"Memang harus ada LFP, kalau enggak, ya transisi energi dan jualan EV-nya akan terhambat nanti. Jadi kita juga enggak perlu terlalu khawatir," ujar dia.
Ancaman ke Depan
Menurutnya, ancaman yang bakal menghantui dan menghambat perkembangan EV Indonesia ke depan justru soal fluktuasi harga nikel yang kini tengah terombang-ambing, yang mungkin berpeluang akan mempengaruhi pasar dan nilai keekonomian EV ke depan.
"Justru ancamannya itu tadi, suplainya enggak cukup, harga nikelnya tinggi, ya orang akan cari alternatif. Itu justru yang akan berbahaya kalau menurut saya."
Pemerintah sebelumnya memang telah membukan peluang untuk bekerja sama dengan China dalam pengembangan LFP di dalam negeri. Apalagi, saat ini, otomaker EV yang baru saja melantai di RI, yakni Build Your Dreams (BYD) telah menggunakan LFP dalam beberapa produk mobil EV-nya.
Bahkan, Seto mengatakan, perusahaan China itu kini telah ingin memulai untuk memproduksi LFP di dalam negeri, bersamaan dengan proses integrasi bahan baku lainnya.
"Iya, mungkin LFP untuk battery pack-nya sudah [tahun ini] ya.
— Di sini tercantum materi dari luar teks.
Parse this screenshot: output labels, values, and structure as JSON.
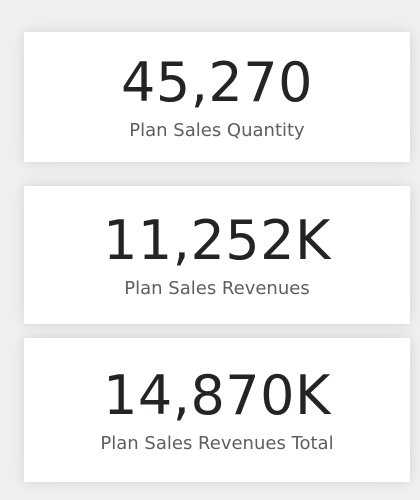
{
  "cards": [
    {
      "value": "45,270",
      "label": "Plan Sales Quantity"
    },
    {
      "value": "11,252K",
      "label": "Plan Sales Revenues"
    },
    {
      "value": "14,870K",
      "label": "Plan Sales Revenues Total"
    }
  ]
}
Tapi kita mau lihat katodanya dan segala macam, toh mereka akan mau bangun ekosistemnya," ujar dia.
Nasib Nikel
Adapun, Ketua Perhimpunan Ahli Pertambangan (Perhapi) Rizal Kasli mengatakan peluang pengembangan baterai LFP di Indonesia sebenarnya sudah sejalan dengan pembentukan ekosistem kendaraan EV di dalam negeri dalam beberapa tahun ke depan, meski saat ini Indonesia masih fokus pada pengembangan baterai berbasis nikel.
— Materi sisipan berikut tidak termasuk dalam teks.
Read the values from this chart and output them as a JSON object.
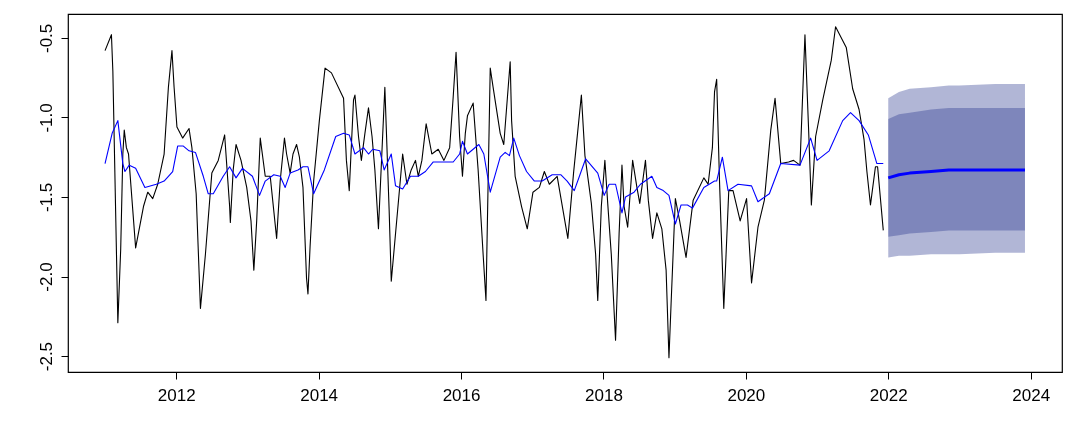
{
  "chart_data": {
    "type": "line",
    "xlim": [
      2010.48,
      2024.44
    ],
    "ylim": [
      -2.6,
      -0.35
    ],
    "xticks": [
      2012,
      2014,
      2016,
      2018,
      2020,
      2022,
      2024
    ],
    "yticks": [
      -0.5,
      {
        "value": -1,
        "label": "-1.0"
      },
      -1.5,
      {
        "value": -2,
        "label": "-2.0"
      },
      -2.5
    ],
    "grid": false,
    "series": [
      {
        "color": "#000000",
        "x": [
          2011.0,
          2011.09,
          2011.11,
          2011.18,
          2011.22,
          2011.25,
          2011.27,
          2011.3,
          2011.33,
          2011.43,
          2011.54,
          2011.6,
          2011.67,
          2011.74,
          2011.83,
          2011.89,
          2011.94,
          2011.97,
          2012.01,
          2012.09,
          2012.18,
          2012.22,
          2012.28,
          2012.34,
          2012.41,
          2012.5,
          2012.59,
          2012.68,
          2012.75,
          2012.76,
          2012.8,
          2012.84,
          2012.91,
          2012.99,
          2013.05,
          2013.09,
          2013.13,
          2013.18,
          2013.25,
          2013.32,
          2013.41,
          2013.46,
          2013.52,
          2013.55,
          2013.6,
          2013.64,
          2013.69,
          2013.73,
          2013.78,
          2013.83,
          2013.85,
          2013.88,
          2013.93,
          2014.01,
          2014.09,
          2014.18,
          2014.35,
          2014.39,
          2014.43,
          2014.45,
          2014.49,
          2014.51,
          2014.56,
          2014.6,
          2014.65,
          2014.7,
          2014.75,
          2014.79,
          2014.84,
          2014.86,
          2014.93,
          2014.99,
          2015.02,
          2015.11,
          2015.18,
          2015.24,
          2015.3,
          2015.36,
          2015.4,
          2015.45,
          2015.51,
          2015.59,
          2015.68,
          2015.76,
          2015.84,
          2015.89,
          2015.93,
          2015.98,
          2016.02,
          2016.06,
          2016.09,
          2016.17,
          2016.24,
          2016.31,
          2016.35,
          2016.41,
          2016.45,
          2016.55,
          2016.6,
          2016.69,
          2016.71,
          2016.76,
          2016.85,
          2016.93,
          2017.01,
          2017.1,
          2017.17,
          2017.24,
          2017.35,
          2017.5,
          2017.58,
          2017.69,
          2017.74,
          2017.83,
          2017.89,
          2017.92,
          2017.97,
          2018.02,
          2018.06,
          2018.11,
          2018.17,
          2018.22,
          2018.26,
          2018.29,
          2018.34,
          2018.41,
          2018.47,
          2018.51,
          2018.59,
          2018.63,
          2018.69,
          2018.75,
          2018.82,
          2018.88,
          2018.92,
          2018.95,
          2019.01,
          2019.07,
          2019.16,
          2019.26,
          2019.41,
          2019.47,
          2019.53,
          2019.56,
          2019.59,
          2019.63,
          2019.69,
          2019.76,
          2019.82,
          2019.92,
          2020.01,
          2020.08,
          2020.17,
          2020.26,
          2020.35,
          2020.41,
          2020.49,
          2020.6,
          2020.67,
          2020.76,
          2020.83,
          2020.88,
          2020.92,
          2020.98,
          2021.08,
          2021.2,
          2021.26,
          2021.41,
          2021.5,
          2021.59,
          2021.66,
          2021.7,
          2021.75,
          2021.82,
          2021.85,
          2021.93
        ],
        "values": [
          -0.58,
          -0.48,
          -0.71,
          -2.29,
          -1.83,
          -1.23,
          -1.08,
          -1.19,
          -1.23,
          -1.82,
          -1.56,
          -1.47,
          -1.51,
          -1.42,
          -1.23,
          -0.81,
          -0.58,
          -0.81,
          -1.06,
          -1.13,
          -1.07,
          -1.19,
          -1.48,
          -2.2,
          -1.86,
          -1.35,
          -1.27,
          -1.11,
          -1.56,
          -1.66,
          -1.33,
          -1.17,
          -1.27,
          -1.44,
          -1.65,
          -1.96,
          -1.65,
          -1.13,
          -1.37,
          -1.37,
          -1.76,
          -1.4,
          -1.13,
          -1.23,
          -1.35,
          -1.23,
          -1.17,
          -1.25,
          -1.44,
          -2.01,
          -2.11,
          -1.81,
          -1.4,
          -1.02,
          -0.69,
          -0.72,
          -0.88,
          -1.27,
          -1.46,
          -1.27,
          -0.89,
          -0.86,
          -1.12,
          -1.27,
          -1.1,
          -0.94,
          -1.12,
          -1.33,
          -1.7,
          -1.5,
          -0.81,
          -1.58,
          -2.03,
          -1.58,
          -1.23,
          -1.42,
          -1.33,
          -1.27,
          -1.37,
          -1.27,
          -1.04,
          -1.23,
          -1.2,
          -1.27,
          -1.19,
          -0.87,
          -0.59,
          -1.12,
          -1.37,
          -1.1,
          -0.99,
          -0.91,
          -1.33,
          -1.86,
          -2.15,
          -0.69,
          -0.81,
          -1.1,
          -1.17,
          -0.65,
          -1.02,
          -1.37,
          -1.56,
          -1.7,
          -1.47,
          -1.44,
          -1.34,
          -1.42,
          -1.37,
          -1.76,
          -1.35,
          -0.86,
          -1.24,
          -1.54,
          -1.86,
          -2.15,
          -1.56,
          -1.27,
          -1.54,
          -1.86,
          -2.4,
          -1.73,
          -1.3,
          -1.56,
          -1.69,
          -1.27,
          -1.44,
          -1.54,
          -1.27,
          -1.52,
          -1.76,
          -1.6,
          -1.7,
          -1.96,
          -2.51,
          -2.17,
          -1.51,
          -1.65,
          -1.88,
          -1.52,
          -1.38,
          -1.42,
          -1.19,
          -0.84,
          -0.76,
          -1.4,
          -2.2,
          -1.46,
          -1.46,
          -1.65,
          -1.51,
          -2.04,
          -1.69,
          -1.52,
          -1.08,
          -0.88,
          -1.29,
          -1.28,
          -1.27,
          -1.3,
          -0.48,
          -1.06,
          -1.55,
          -1.12,
          -0.89,
          -0.64,
          -0.43,
          -0.56,
          -0.82,
          -0.95,
          -1.14,
          -1.34,
          -1.55,
          -1.31,
          -1.31,
          -1.71
        ]
      },
      {
        "color": "#0000ff",
        "x": [
          2011.0,
          2011.1,
          2011.18,
          2011.25,
          2011.28,
          2011.34,
          2011.43,
          2011.56,
          2011.72,
          2011.83,
          2011.95,
          2012.02,
          2012.1,
          2012.18,
          2012.27,
          2012.38,
          2012.45,
          2012.52,
          2012.66,
          2012.75,
          2012.84,
          2012.93,
          2013.07,
          2013.17,
          2013.25,
          2013.37,
          2013.46,
          2013.53,
          2013.6,
          2013.71,
          2013.78,
          2013.85,
          2013.93,
          2014.08,
          2014.24,
          2014.35,
          2014.43,
          2014.51,
          2014.63,
          2014.7,
          2014.76,
          2014.86,
          2014.92,
          2015.02,
          2015.08,
          2015.18,
          2015.29,
          2015.4,
          2015.5,
          2015.61,
          2015.77,
          2015.89,
          2015.98,
          2016.02,
          2016.09,
          2016.25,
          2016.32,
          2016.41,
          2016.55,
          2016.62,
          2016.68,
          2016.74,
          2016.82,
          2016.92,
          2017.03,
          2017.14,
          2017.28,
          2017.4,
          2017.49,
          2017.59,
          2017.67,
          2017.75,
          2017.92,
          2018.01,
          2018.08,
          2018.17,
          2018.26,
          2018.31,
          2018.43,
          2018.52,
          2018.68,
          2018.75,
          2018.84,
          2018.92,
          2019.01,
          2019.09,
          2019.18,
          2019.25,
          2019.41,
          2019.56,
          2019.59,
          2019.67,
          2019.75,
          2019.89,
          2020.08,
          2020.17,
          2020.33,
          2020.49,
          2020.76,
          2020.91,
          2021.0,
          2021.17,
          2021.36,
          2021.47,
          2021.59,
          2021.72,
          2021.84,
          2021.93,
          2022.0,
          2022.15,
          2022.3,
          2022.6,
          2022.85,
          2023.0,
          2023.5,
          2023.92
        ],
        "values": [
          -1.29,
          -1.1,
          -1.02,
          -1.29,
          -1.34,
          -1.3,
          -1.32,
          -1.44,
          -1.42,
          -1.4,
          -1.34,
          -1.18,
          -1.18,
          -1.21,
          -1.22,
          -1.37,
          -1.48,
          -1.48,
          -1.37,
          -1.31,
          -1.38,
          -1.32,
          -1.37,
          -1.49,
          -1.4,
          -1.36,
          -1.37,
          -1.44,
          -1.35,
          -1.33,
          -1.31,
          -1.31,
          -1.48,
          -1.33,
          -1.12,
          -1.1,
          -1.11,
          -1.23,
          -1.19,
          -1.23,
          -1.2,
          -1.21,
          -1.33,
          -1.23,
          -1.43,
          -1.45,
          -1.37,
          -1.37,
          -1.34,
          -1.28,
          -1.28,
          -1.28,
          -1.23,
          -1.15,
          -1.23,
          -1.17,
          -1.23,
          -1.47,
          -1.25,
          -1.22,
          -1.24,
          -1.13,
          -1.24,
          -1.34,
          -1.4,
          -1.4,
          -1.36,
          -1.36,
          -1.4,
          -1.46,
          -1.36,
          -1.26,
          -1.35,
          -1.49,
          -1.42,
          -1.42,
          -1.6,
          -1.5,
          -1.47,
          -1.42,
          -1.37,
          -1.44,
          -1.46,
          -1.49,
          -1.67,
          -1.55,
          -1.55,
          -1.57,
          -1.44,
          -1.4,
          -1.4,
          -1.25,
          -1.46,
          -1.42,
          -1.43,
          -1.53,
          -1.48,
          -1.29,
          -1.3,
          -1.13,
          -1.27,
          -1.21,
          -1.02,
          -0.97,
          -1.02,
          -1.11,
          -1.29,
          -1.29,
          null,
          null,
          null,
          null,
          null,
          null,
          null,
          null
        ],
        "lower": [
          null,
          null,
          null,
          null,
          null,
          null,
          null,
          null,
          null,
          null,
          null,
          null,
          null,
          null,
          null,
          null,
          null,
          null,
          null,
          null,
          null,
          null,
          null,
          null,
          null,
          null,
          null,
          null,
          null,
          null,
          null,
          null,
          null,
          null,
          null,
          null,
          null,
          null,
          null,
          null,
          null,
          null,
          null,
          null,
          null,
          null,
          null,
          null,
          null,
          null,
          null,
          null,
          null,
          null,
          null,
          null,
          null,
          null,
          null,
          null,
          null,
          null,
          null,
          null,
          null,
          null,
          null,
          null,
          null,
          null,
          null,
          null,
          null,
          null,
          null,
          null,
          null,
          null,
          null,
          null,
          null,
          null,
          null,
          null,
          null,
          null,
          null,
          null,
          null,
          null,
          null,
          null,
          null,
          null,
          null,
          null,
          null,
          null,
          null,
          null,
          null,
          null,
          null,
          null,
          null,
          null,
          null,
          null,
          -1.88,
          -1.87,
          -1.87,
          -1.86,
          -1.86,
          -1.86,
          -1.85,
          -1.85
        ],
        "upper": [
          null,
          null,
          null,
          null,
          null,
          null,
          null,
          null,
          null,
          null,
          null,
          null,
          null,
          null,
          null,
          null,
          null,
          null,
          null,
          null,
          null,
          null,
          null,
          null,
          null,
          null,
          null,
          null,
          null,
          null,
          null,
          null,
          null,
          null,
          null,
          null,
          null,
          null,
          null,
          null,
          null,
          null,
          null,
          null,
          null,
          null,
          null,
          null,
          null,
          null,
          null,
          null,
          null,
          null,
          null,
          null,
          null,
          null,
          null,
          null,
          null,
          null,
          null,
          null,
          null,
          null,
          null,
          null,
          null,
          null,
          null,
          null,
          null,
          null,
          null,
          null,
          null,
          null,
          null,
          null,
          null,
          null,
          null,
          null,
          null,
          null,
          null,
          null,
          null,
          null,
          null,
          null,
          null,
          null,
          null,
          null,
          null,
          null,
          null,
          null,
          null,
          null,
          null,
          null,
          null,
          null,
          null,
          null,
          -0.88,
          -0.84,
          -0.82,
          -0.81,
          -0.8,
          -0.8,
          -0.79,
          -0.79
        ]
      },
      {
        "color": "#0000ff",
        "x": [
          2022.0,
          2022.15,
          2022.3,
          2022.6,
          2022.85,
          2023.0,
          2023.5,
          2023.92
        ],
        "values": [
          -1.38,
          -1.36,
          -1.35,
          -1.34,
          -1.33,
          -1.33,
          -1.33,
          -1.33
        ],
        "lower": [
          -1.75,
          -1.74,
          -1.73,
          -1.72,
          -1.71,
          -1.71,
          -1.71,
          -1.71
        ],
        "upper": [
          -1.01,
          -0.98,
          -0.97,
          -0.95,
          -0.94,
          -0.94,
          -0.94,
          -0.94
        ]
      }
    ]
  }
}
"Kerja sama [pengembangan baterai LFP dengan China] ini kemungkinan besar akan terjadi karena pengembangan baterai ini sangat penting untuk ekosistem kendaraan listrik," ujar Rizal saat dihubungi, baru-baru ini.
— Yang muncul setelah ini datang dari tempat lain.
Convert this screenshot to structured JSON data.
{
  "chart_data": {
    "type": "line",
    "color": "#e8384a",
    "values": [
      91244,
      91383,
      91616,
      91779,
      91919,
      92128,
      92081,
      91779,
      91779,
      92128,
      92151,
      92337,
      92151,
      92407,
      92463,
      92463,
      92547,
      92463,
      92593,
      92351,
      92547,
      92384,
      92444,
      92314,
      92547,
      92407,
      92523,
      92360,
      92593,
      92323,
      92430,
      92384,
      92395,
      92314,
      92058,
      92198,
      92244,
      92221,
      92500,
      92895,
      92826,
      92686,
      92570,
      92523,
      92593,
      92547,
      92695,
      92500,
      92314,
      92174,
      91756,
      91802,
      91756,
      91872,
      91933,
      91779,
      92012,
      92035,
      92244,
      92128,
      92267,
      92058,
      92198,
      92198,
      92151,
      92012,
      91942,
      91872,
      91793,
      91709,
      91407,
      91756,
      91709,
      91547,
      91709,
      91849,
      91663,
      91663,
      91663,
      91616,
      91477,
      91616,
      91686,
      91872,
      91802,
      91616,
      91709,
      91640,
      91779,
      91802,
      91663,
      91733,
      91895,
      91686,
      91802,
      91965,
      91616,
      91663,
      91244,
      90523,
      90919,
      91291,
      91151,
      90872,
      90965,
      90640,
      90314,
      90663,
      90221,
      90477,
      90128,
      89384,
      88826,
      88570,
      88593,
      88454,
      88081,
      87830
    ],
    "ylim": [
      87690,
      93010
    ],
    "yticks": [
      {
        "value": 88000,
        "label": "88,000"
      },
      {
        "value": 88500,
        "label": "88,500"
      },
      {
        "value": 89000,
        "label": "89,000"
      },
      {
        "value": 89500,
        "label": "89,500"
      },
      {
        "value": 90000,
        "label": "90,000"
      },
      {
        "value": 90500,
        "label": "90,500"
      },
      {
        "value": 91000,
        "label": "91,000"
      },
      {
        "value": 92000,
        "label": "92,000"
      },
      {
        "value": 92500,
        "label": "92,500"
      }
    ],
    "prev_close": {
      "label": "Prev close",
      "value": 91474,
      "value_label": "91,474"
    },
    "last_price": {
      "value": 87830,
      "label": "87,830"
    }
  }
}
Meski demikian, kata Rizal, peluang kerja sama tersebut tidak akan serta-merta akan menggerus permintaan baterai berbasis nikel atau nickel manganese cobalt (NMC), khususnya melalui program hilirisasi nikel yang saat ini juga tengah menjadi fokus pemerintah petahana.
Rizal berpendapat ekosistem bisnis EV saat ini juga masih mengandalkan nikel sebagai bahan baku baterai EV. "Jadi saling melengkapi untuk memenuhi kebutuhan baterai EV itu," kata dia.
Rizal memperkirakan permintaan baterai EV bakal meningkat dalam beberapa waktu ke depan. Bahkan, hingga 2033, pertumbuhan penjualan baterai EV diperkirakan mencapaai 14,4% tiap tahunnya.
Selain untuk baterai EV, kata Rizal, pasokan nikel dalam negeri saat ini juga masih dibutuhkan sebagai produk olahan baja nirkarat. Menurutnya, saat ini 85% penggunaan nikel ditujukan untuk produk olahan tersebut, seperti baja nirkarat dan baja paduan.
"Pada 2040 pemakaian [nikel] untuk baterai diprediksi meningkat, tetapi masih di bawah pemakaian untuk stainless steel dan alloy. Pasar nikel ke depan masih tetap akan cerah. Pengembangan industri nikel di Indonesia didominasi oleh produk nikel kelas 2 [saprolite] yang memang diperuntukkan untuk itu."
Menteri Koordinator Bidang Kemaritiman dan Investasi (Menko Marves) Luhut Binsar Pandjaitan pertama kali mengumumkan pada Januari bahwa Indonesia membuka peluang kerja sama pengembangan baterai berbasis LFP dengan China.
Hal itu ia ungkapkan menyusul sindiran mantan Menteri Perdagangan Thomas Trikasih Lembong, yang menyatakan bahwa anjloknya harga nikel disebabkan oleh dominasi LFP untuk industri EV global.
"Kita bersyukur, LFP juga [akan] kita kembangkan dengan Tiongkok. Baterai litium juga kita kembangkan," ujar Luhut dalam pernyataan melalui video di laman Instagram resminya.
Belakangan, harga nikel, yang digunakan untuk membuat baja tahan karat dan baterai kendaraan listrik memang telah merosot hingga 45% sepanjang tahun lalu.
Hal itu diklaim didorong oleh membanjirnya pasokan murah dari Indonesia, yang dinilai akan mengancam dan mengganggu industri produk olahan nikel, termasuk ekosistem EV.